It's been awhile since I have consistently been on Spark, but here I am! It is good to be back! I have to say there is something about this site that is so well done! The interaction with other members and the camaraderie. I've missed it!
My last blog was 2012.. hmm... been awhile! LOL
A lot has happened. A lot of good!
Back in June of 2012 I took a huge leap of faith and changed nearly my whole life. I got divorced from a toxic relationship that was LONG overdue, I took care of me and really walked my talk of working through my own issues, because it takes two to have a toxic relationship. I took a course on boundaries and learned so much about myself and how I seemed to have had none. It was a gut wrenching journey, but a really good journey that helped me find my balance in life and really helped me realize that I was so worthy of all the good that could come to me and that the sky was the limit... I could have anything I wanted and could be, do and become anything I wanted. I had been to hell and back before and had learned that in the valley is where you learn the lessons. That all the pain God has a plan for and as your coming to your next mountain top, because you've had the courage to endure and spend time in the valley, some things become so clear and it all makes sense.

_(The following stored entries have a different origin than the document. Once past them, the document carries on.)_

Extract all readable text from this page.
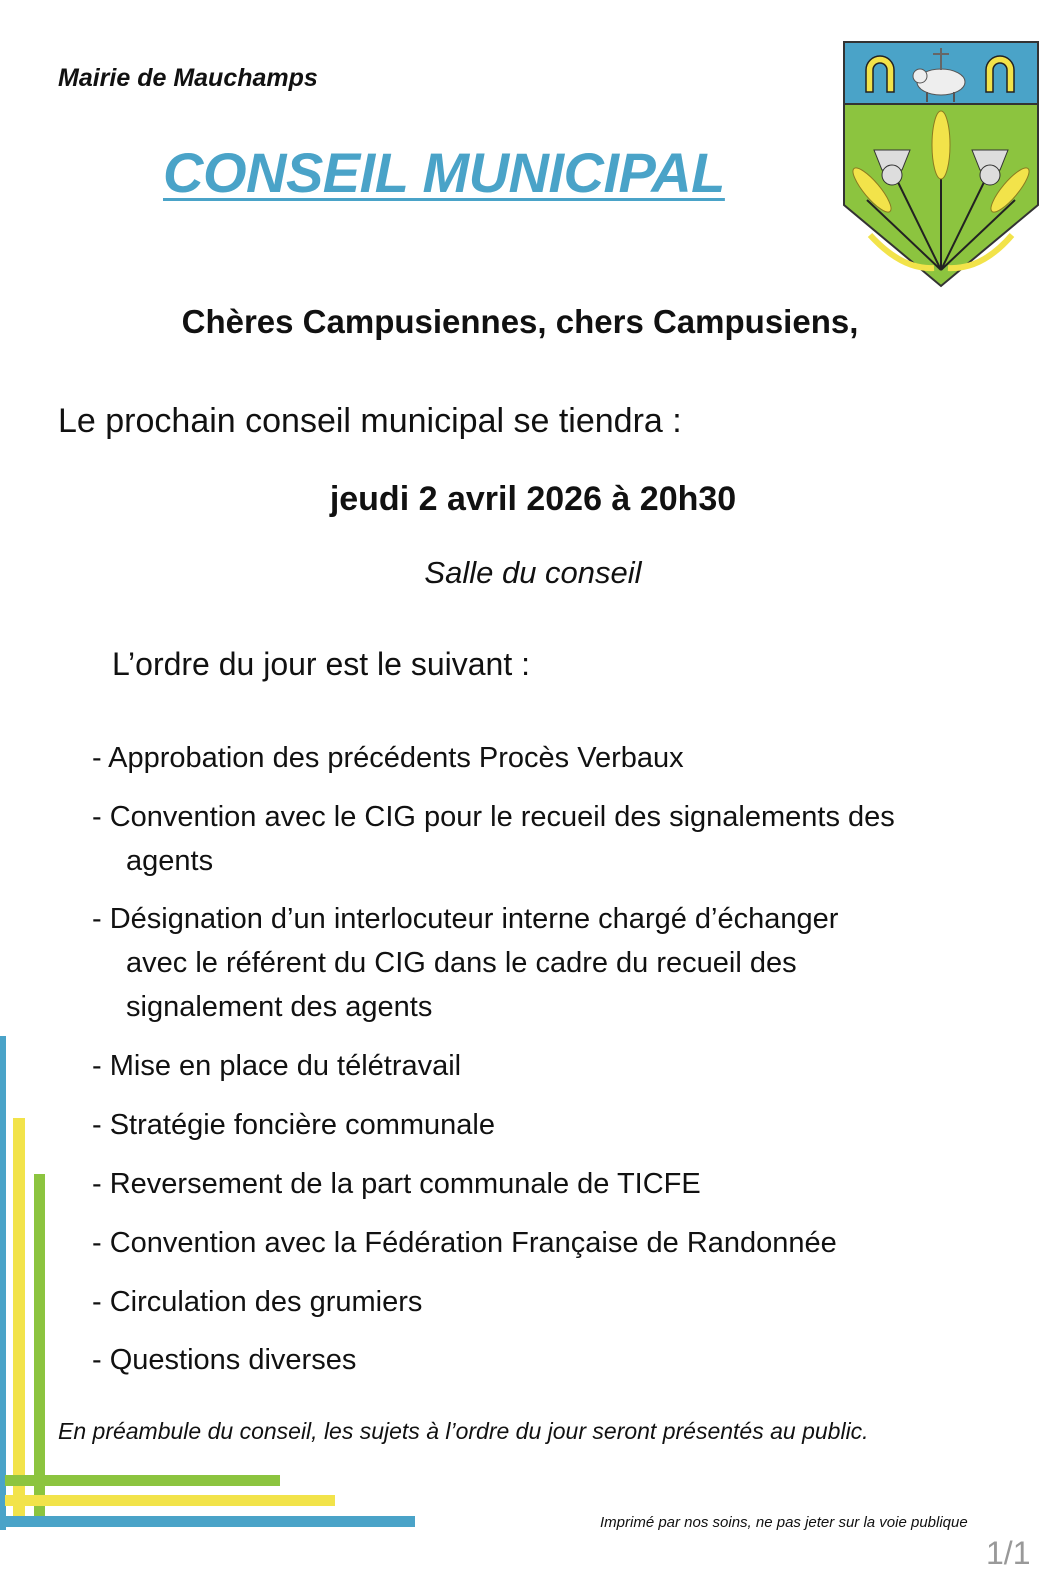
Mairie de Mauchamps
CONSEIL MUNICIPAL
Chères Campusiennes, chers Campusiens,
Le prochain conseil municipal se tiendra :
jeudi 2 avril 2026 à 20h30
Salle du conseil
L’ordre du jour est le suivant :
- Approbation des précédents Procès Verbaux
- Convention avec le CIG pour le recueil des signalements des
agents
- Désignation d’un interlocuteur interne chargé d’échanger
avec le référent du CIG dans le cadre du recueil des
signalement des agents
- Mise en place du télétravail
- Stratégie foncière communale
- Reversement de la part communale de TICFE
- Convention avec la Fédération Française de Randonnée
- Circulation des grumiers
- Questions diverses
En préambule du conseil, les sujets à l’ordre du jour seront présentés au public.
Imprimé par nos soins, ne pas jeter sur la voie publique
1/1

I've learned to just "trust" that God has got me, and even though I may go through things that are hard, if I put my trust in Him and feel what I need to be feeling, learn what I need to be learning, even if it's uncomfortable, it's all for a reason.

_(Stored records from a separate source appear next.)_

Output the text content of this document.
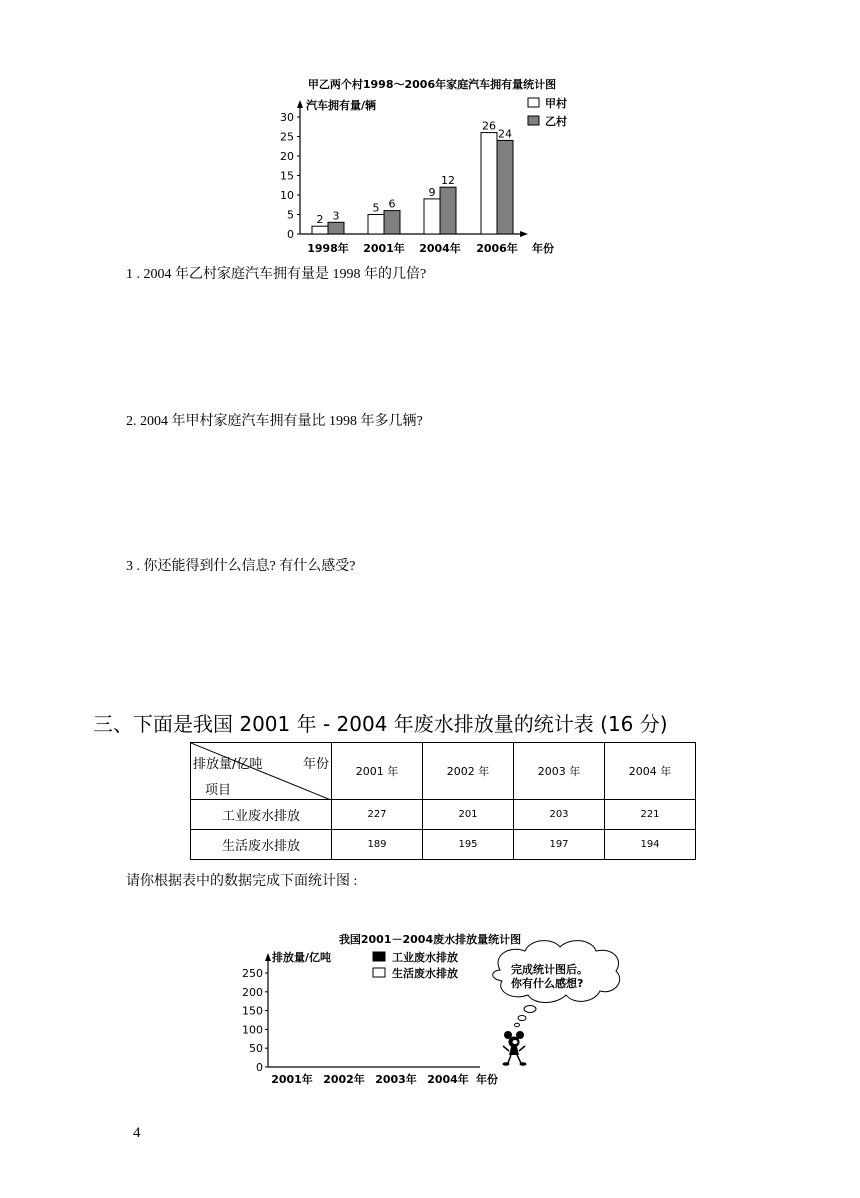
甲乙两个村1998～2006年家庭汽车拥有量统计图
汽车拥有量/辆	甲村
乙村
0
5
10
15
20
25
30
2 3
5 6
9
12
26
24
1998年 2001年 2004年 2006年 年份
1 . 2004 年乙村家庭汽车拥有量是 1998 年的几倍?
2. 2004 年甲村家庭汽车拥有量比 1998 年多几辆?
3 . 你还能得到什么信息? 有什么感受?
三、下面是我国 2001 年 - 2004 年废水排放量的统计表 (16 分)
排放量/亿吨 年份
项目	2001 年	2002 年	2003 年	2004 年
工业废水排放	227	201	203	221
生活废水排放	189	195	197	194
请你根据表中的数据完成下面统计图 :
我国2001－2004废水排放量统计图
排放量/亿吨	工业废水排放
生活废水排放
0
50
100
150
200
250
2001年 2002年 2003年 2004年 年份
完成统计图后。
你有什么感想?
4
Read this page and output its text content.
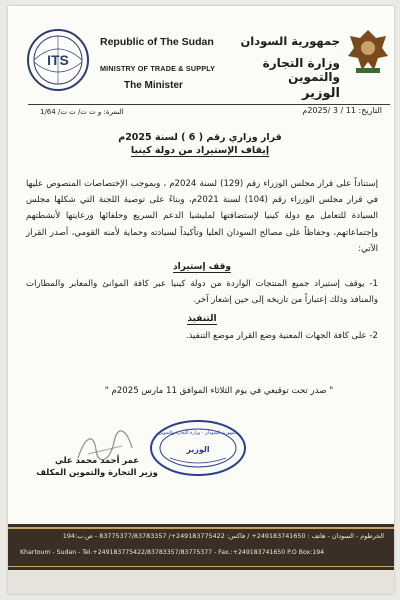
ITS
Republic of The Sudan
MINISTRY OF TRADE & SUPPLY
The Minister
جمهورية السودان
وزارة التجارة والتموين
الوزير
النمرة: و ت ت/ ت ت/ 1/64	التاريخ: 11 / 3 /2025م
قرار وزاري رقم ( 6 ) لسنة 2025م
إيقاف الإستيراد من دولة كينيا
إستناداً على قرار مجلس الوزراء رقم (129) لسنة 2024م ، وبموجب الإختصاصات المنصوص عليها في قرار مجلس الوزراء رقم (104) لسنة 2021م، وبناءً على توصية اللجنة التي شكلها مجلس السيادة للتعامل مع دولة كينيا لإستضافتها لمليشيا الدعم السريع وحلفائها ورعايتها لأنشطتهم وإجتماعاتهم، وحفاظاً على مصالح السودان العليا وتأكيداً لسيادته وحماية لأمنه القومي، أصدر القرار الآتي:
وقف إستيراد
1- يوقف إستيراد جميع المنتجات الواردة من دولة كينيا عبر كافة الموانئ والمعابر والمطارات والمنافذ وذلك إعتباراً من تاريخه إلى حين إشعار آخر.
التنفيذ
2- على كافة الجهات المعنية وضع القرار موضع التنفيذ.
" صدر تحت توقيعي في يوم الثلاثاء الموافق 11 مارس 2025م "
جمهورية السودان - وزارة التجارة والتموين
الوزير
عمر أحمد محمد علي
وزير التجارة والتموين المكلف
الخرطوم - السودان - هاتف : 249183741650+ / فاكس: 249183775422+/ 83775377/83783357 - ص.ب:194
Khartoum - Sudan - Tel.+249183775422/83783357/83775377 - Fax.:+249183741650 P.O Box:194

I moved away from the community I lived in for 20 years to make a fresh start and be in a place that I'd always wanted to be. I started a new business that I had put on the back burner for 10 years, because I didn't know if it would work, or if I could, or if I'd have support etc. etc. Basically I let fear hold me back. Fear of failure and fear of the unknown. I scoff at that fear now! I realize that fear is just an energy I create in my own body and that most of it is false. By looking it in the face and moving forward anyways, I have become so much more confident and self secure. It is a wonderful place to be :)
So that decision to jump off the cliff and see if I could build wings on my way down was the best one I have ever made in my life! I have zero regret and am so glad I found the courage to do so.
I came back to Spark, because I put together a workout and tracking program for my brother to follow because he wants to lose some weight and I am a firm believer that is someone is to follow you... you have to walk the talk. So I have some huge goals for 2015, for my business, for my life, for my finances and for my fitness and so I am plugging back in to all things that have brought me success. And truth be told, I have just missed this unique and special community and look forward to reconnecting with old friends and meeting some new ones.